FIG. 4 shows the results when the filter thus obtained was run at a constant speed of 64 km/h in an actual diesel engine. A filter with an initial pressure of 1 o mm Hg,
As soot was captured by the filter, the pressure loss increased to 100+nmH (7 hours) in 3 hours and 10 minutes.By the way, the heating element was heated by electricity.

It was observed that the pressure drop due to the filter and the pressure drop decreased rapidly to almost the same value as the initial pressure.

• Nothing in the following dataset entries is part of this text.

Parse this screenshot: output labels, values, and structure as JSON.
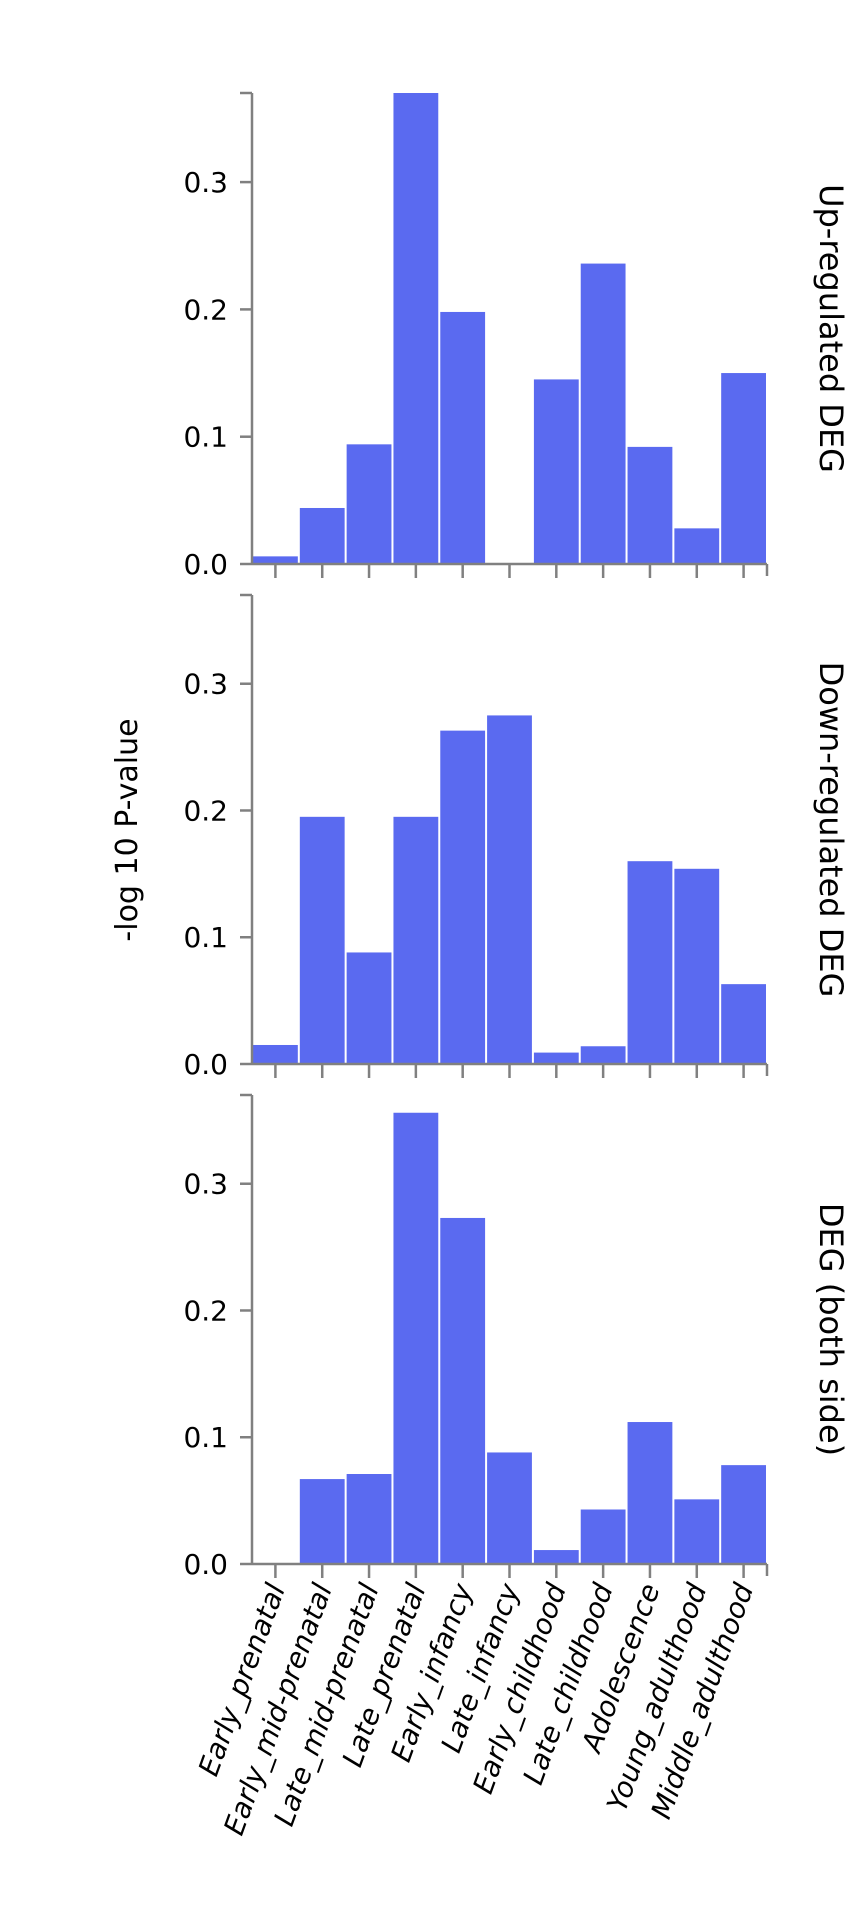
{
  "chart_data": {
    "type": "bar",
    "ylabel": "-log 10 P-value",
    "ylim": [
      0,
      0.37
    ],
    "yticks": [
      "0.0",
      "0.1",
      "0.2",
      "0.3"
    ],
    "ytick_values": [
      0,
      0.1,
      0.2,
      0.3
    ],
    "bar_color": "#5a6af0",
    "axis_color": "#808080",
    "categories": [
      "Early_prenatal",
      "Early_mid-prenatal",
      "Late_mid-prenatal",
      "Late_prenatal",
      "Early_infancy",
      "Late_infancy",
      "Early_childhood",
      "Late_childhood",
      "Adolescence",
      "Young_adulthood",
      "Middle_adulthood"
    ],
    "series": [
      {
        "name": "Up-regulated DEG",
        "values": [
          0.006,
          0.044,
          0.094,
          0.37,
          0.198,
          0.0,
          0.145,
          0.236,
          0.092,
          0.028,
          0.15
        ]
      },
      {
        "name": "Down-regulated DEG",
        "values": [
          0.015,
          0.195,
          0.088,
          0.195,
          0.263,
          0.275,
          0.009,
          0.014,
          0.16,
          0.154,
          0.063
        ]
      },
      {
        "name": "DEG (both side)",
        "values": [
          0.0,
          0.067,
          0.071,
          0.356,
          0.273,
          0.088,
          0.011,
          0.043,
          0.112,
          0.051,
          0.078
        ]
      }
    ]
  }
}
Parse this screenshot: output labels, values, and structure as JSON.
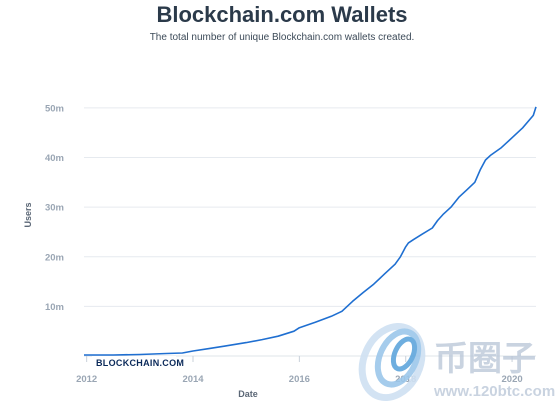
{
  "chart_data": {
    "type": "line",
    "title": "Blockchain.com Wallets",
    "subtitle": "The total number of unique Blockchain.com wallets created.",
    "xlabel": "Date",
    "ylabel": "Users",
    "xlim": [
      2011.95,
      2020.45
    ],
    "ylim": [
      0,
      52
    ],
    "x_ticks": [
      2012,
      2014,
      2016,
      2018,
      2020
    ],
    "y_ticks": [
      10,
      20,
      30,
      40,
      50
    ],
    "y_tick_labels": [
      "10m",
      "20m",
      "30m",
      "40m",
      "50m"
    ],
    "grid": true,
    "line_color": "#1f6fd1",
    "series": [
      {
        "x": [
          2011.95,
          2012.5,
          2013.0,
          2013.5,
          2013.8,
          2013.9,
          2014.0,
          2014.3,
          2014.6,
          2015.0,
          2015.3,
          2015.6,
          2015.9,
          2016.0,
          2016.3,
          2016.6,
          2016.8,
          2017.0,
          2017.2,
          2017.4,
          2017.6,
          2017.8,
          2017.9,
          2018.0,
          2018.05,
          2018.15,
          2018.3,
          2018.5,
          2018.6,
          2018.7,
          2018.85,
          2019.0,
          2019.15,
          2019.3,
          2019.4,
          2019.5,
          2019.6,
          2019.8,
          2020.0,
          2020.2,
          2020.4,
          2020.45
        ],
        "values": [
          0.2,
          0.2,
          0.3,
          0.5,
          0.6,
          0.8,
          1.0,
          1.5,
          2.0,
          2.7,
          3.3,
          4.0,
          5.0,
          5.7,
          6.8,
          8.0,
          9.0,
          11.0,
          12.8,
          14.5,
          16.5,
          18.5,
          20.0,
          22.0,
          22.8,
          23.5,
          24.5,
          25.8,
          27.3,
          28.5,
          30.0,
          32.0,
          33.5,
          35.0,
          37.5,
          39.5,
          40.5,
          42.0,
          44.0,
          46.0,
          48.5,
          50.2
        ]
      }
    ],
    "brand_label": "BLOCKCHAIN.COM",
    "watermark": {
      "text": "币圈子",
      "url": "www.120btc.com"
    }
  }
}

This indicates that the soot trapped in the exhaust gas filter was burned out and the exhaust gas filter was successfully regenerated. Heated by a heating element installed on the exhaust gas inflow side,
Once the soot ignites and starts burning, the combustion quickly propagates and completes the regeneration of the exhaust gas filter. The exhaust gas filter of this example is made of fiber ceramic with a porosity of 7.
Since a material with a porosity of 0- or more is used, both the heat capacity and thermal conductivity are smaller than an exhaust gas filter made by extrusion molding such as cordierite, which is made of sintered powder and has a porosity of 35 to 55%. Therefore, the heat generated in the soot combustion part can be quickly removed by a large amount of exhaust gas, making it possible to prevent localized abnormal overheating of the filter material. On the other hand, the temperature required to maintain combustion is maintained only in the immediate vicinity of the burning part due to low thermal conductivity, and therefore rapid combustion or extinguishing due to cooling may occur, but at a gentle and highly desirable rate. It performs combustion. Therefore, stable regeneration processing can be performed without causing overheating caused by rapid combustion and melting and damaging the exhaust gas filter.

Effects of the Invention By attaching an electric resistance heating element to the end of the exhaust gas inlet side of a diesel exhaust gas filter made of porous ceramic, captured soot can be easily ignited, and the filter can be regenerated through stable combustion. This allows the diesel exhaust gas filter to withstand repeated treatments and have a long lifespan.

[Brief explanation of drawings]

Fig. 1 is an overall configuration diagram of an exhaust gas filter in which a heating element is embedded according to an embodiment of the present invention, Fig. 2 is a partial sectional view showing the state of the part in which the heating element of Fig. 1 is embedded, and Fig. 3 shows the heat generation Fig. 4 is a partial configuration diagram showing a state in which the body is attached and fixed to the exhaust gas inflow side end, and Fig. 4 is a graph showing the change in pressure loss of the exhaust gas filter over time when the diesel engine runs at a constant speed of 64 Krn/h. ...Exhaust gas filter, 5, 6a, 5b...
...heating element. Name of agent: Patent attorney Toshio Nakao and 1 other person @1
figure

Claims (5)

[Claims] (1) A diesel exhaust gas filter in which an electrical resistance heating element is provided within the diesel exhaust gas filter, which is formed by alternately closing the cell ends of a honeycomb structure made of porous ceramic. (2) The diesel exhaust gas filter according to claim 1, wherein the heating element is embedded in the exhaust gas inflow side end and is provided so as to be able to come into contact with the inflowing exhaust gas. (3) The diesel exhaust gas filter according to claim 1, wherein the heating element is attached and fixed to the exhaust gas inflow side end and is provided so as to be able to come into contact with the inflowing exhaust gas. (4) Claim 1, characterized in that the heating element is coated with at least one of a heat-resistant alloy and a heat-resistant oxide.
Diesel exhaust gas filter as described in section. (5) The diesel exhaust gas filter according to claim 1, wherein the porous ceramic is made of fiber ceramic.